The top 10 neighbors for Mental Health NIMH span government agencies, political organizations, journalists, news publishers, a grocery chain, and a social media management tool — with no other Research Organizations appearing in the set.
The shape is flat: scores run from CDC Emergency at 0.88 down to American Cancer Society at 0.85, a band of just three points across ten neighbors. No single entity dominates.
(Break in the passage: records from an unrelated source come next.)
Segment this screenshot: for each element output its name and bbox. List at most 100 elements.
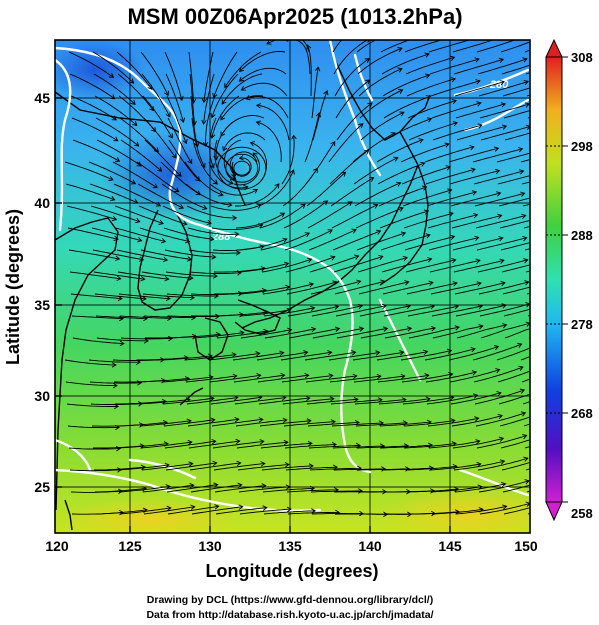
streamline-arrow bbox=[149, 106, 155, 112]
streamline bbox=[142, 293, 195, 299]
streamline-arrow bbox=[520, 191, 526, 197]
streamline bbox=[64, 161, 114, 181]
streamline-arrow bbox=[329, 396, 335, 402]
streamline bbox=[352, 351, 404, 361]
streamline-arrow bbox=[252, 152, 258, 158]
streamline-arrow bbox=[569, 213, 573, 217]
streamline bbox=[288, 328, 340, 339]
streamline bbox=[141, 463, 193, 471]
streamline-arrow bbox=[237, 482, 243, 488]
plot-area: 288 280 bbox=[55, 40, 576, 533]
streamline bbox=[381, 467, 434, 471]
streamline bbox=[377, 374, 429, 383]
streamline-arrow bbox=[426, 117, 433, 123]
streamline bbox=[112, 161, 158, 189]
streamline-arrow bbox=[283, 439, 289, 446]
streamline-arrow bbox=[453, 486, 459, 493]
streamline bbox=[479, 303, 530, 317]
streamline bbox=[258, 397, 310, 405]
streamline-arrow bbox=[476, 281, 482, 287]
x-tick-label: 135 bbox=[278, 538, 302, 554]
streamline-arrow bbox=[501, 303, 507, 309]
streamline-arrow bbox=[287, 327, 293, 334]
streamline bbox=[306, 171, 346, 207]
streamline-arrow bbox=[289, 169, 295, 175]
streamline-arrow bbox=[195, 176, 201, 182]
streamline bbox=[524, 49, 530, 53]
streamline bbox=[120, 139, 162, 172]
streamline-arrow bbox=[190, 98, 197, 104]
streamline bbox=[235, 183, 280, 207]
streamline-arrow bbox=[367, 102, 373, 108]
x-tick-label: 130 bbox=[198, 538, 222, 554]
streamline-arrow bbox=[399, 350, 405, 356]
streamline bbox=[144, 139, 182, 177]
streamline bbox=[95, 117, 139, 147]
streamline bbox=[329, 375, 381, 383]
streamline bbox=[503, 507, 530, 515]
streamline bbox=[500, 41, 530, 53]
streamline bbox=[92, 249, 144, 261]
streamline-arrow bbox=[221, 99, 227, 105]
streamline bbox=[478, 281, 529, 295]
streamline bbox=[474, 389, 525, 405]
streamline bbox=[455, 505, 507, 515]
streamline bbox=[261, 465, 314, 471]
streamline-arrow bbox=[566, 385, 571, 389]
streamline-arrow bbox=[422, 185, 428, 191]
streamline-arrow bbox=[376, 229, 382, 235]
streamline-arrow bbox=[333, 304, 340, 310]
streamline-arrow bbox=[260, 461, 266, 467]
streamline bbox=[68, 51, 114, 78]
streamline-arrow bbox=[138, 256, 145, 262]
streamline-arrow bbox=[164, 90, 169, 97]
streamline bbox=[118, 485, 170, 493]
streamline bbox=[307, 421, 360, 427]
streamline bbox=[401, 166, 451, 185]
streamline bbox=[403, 212, 454, 229]
streamline bbox=[377, 162, 425, 185]
streamline bbox=[191, 506, 243, 515]
streamline bbox=[88, 359, 141, 363]
streamline bbox=[264, 328, 316, 339]
streamline-arrow bbox=[398, 206, 404, 212]
streamline bbox=[238, 486, 290, 493]
streamline bbox=[452, 40, 495, 53]
streamline-arrow bbox=[129, 78, 135, 84]
streamline-arrow bbox=[165, 112, 171, 118]
low-pressure-swirl bbox=[217, 146, 267, 190]
streamline-arrow bbox=[517, 342, 523, 348]
streamline bbox=[117, 464, 169, 471]
streamline bbox=[257, 374, 309, 383]
streamline-arrow bbox=[137, 237, 143, 243]
streamline-arrow bbox=[381, 466, 387, 472]
streamline-arrow bbox=[500, 280, 506, 287]
streamline bbox=[211, 418, 263, 427]
streamline-arrow bbox=[472, 393, 479, 399]
streamline-arrow bbox=[212, 460, 218, 467]
streamline-arrow bbox=[212, 92, 218, 99]
credit-data-source: Data from http://database.rish.kyoto-u.a… bbox=[146, 609, 433, 621]
streamline bbox=[502, 484, 530, 493]
streamline-arrow bbox=[291, 134, 297, 140]
streamline bbox=[214, 485, 266, 493]
streamline-arrow bbox=[423, 349, 429, 356]
streamline-arrow bbox=[201, 119, 207, 125]
streamline-arrow bbox=[572, 300, 576, 304]
streamline bbox=[477, 58, 528, 75]
streamline-arrow bbox=[500, 102, 507, 108]
streamline bbox=[401, 373, 453, 383]
streamline-arrow bbox=[418, 138, 424, 144]
streamline-arrow bbox=[111, 115, 117, 121]
streamline bbox=[209, 117, 217, 168]
streamline bbox=[211, 224, 263, 231]
streamline bbox=[354, 182, 401, 207]
streamline-arrow bbox=[303, 350, 309, 356]
streamline-arrow bbox=[136, 161, 142, 167]
streamline-arrow bbox=[110, 94, 116, 100]
streamline-arrow bbox=[406, 326, 413, 332]
streamline bbox=[456, 125, 507, 141]
streamline-arrow bbox=[231, 352, 237, 358]
streamline-arrow bbox=[449, 395, 455, 401]
streamline bbox=[496, 152, 530, 163]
By subcategory, the mix is genuinely heterogeneous: Government (CDC Emergency), Political Groups (The Democrats), Technology (Hootsuite), TV Channels (PBS), Grocery and Superstores (Whole Foods Market), Journalists (Brooke Baldwin, Wolf Blitzer), Politicians (Cory Booker), Journalists again (Jacob Dean), and Non-Profit (American Cancer Society). The dominant subcategory pairing across the ten is Journalists and Politicians — five of the ten neighbors fall into one of those two subcategories — which places this research organization's audience squarely in the orbit of civic and political media consumers rather than a health or science-specific cluster.
The cross-kind character is the defining feature here: an audience that looks like it follows cable news anchors and Democratic politicians as readily as it follows a federal health institute, with no fellow Research Organization in the top 10 to anchor it to its own kind.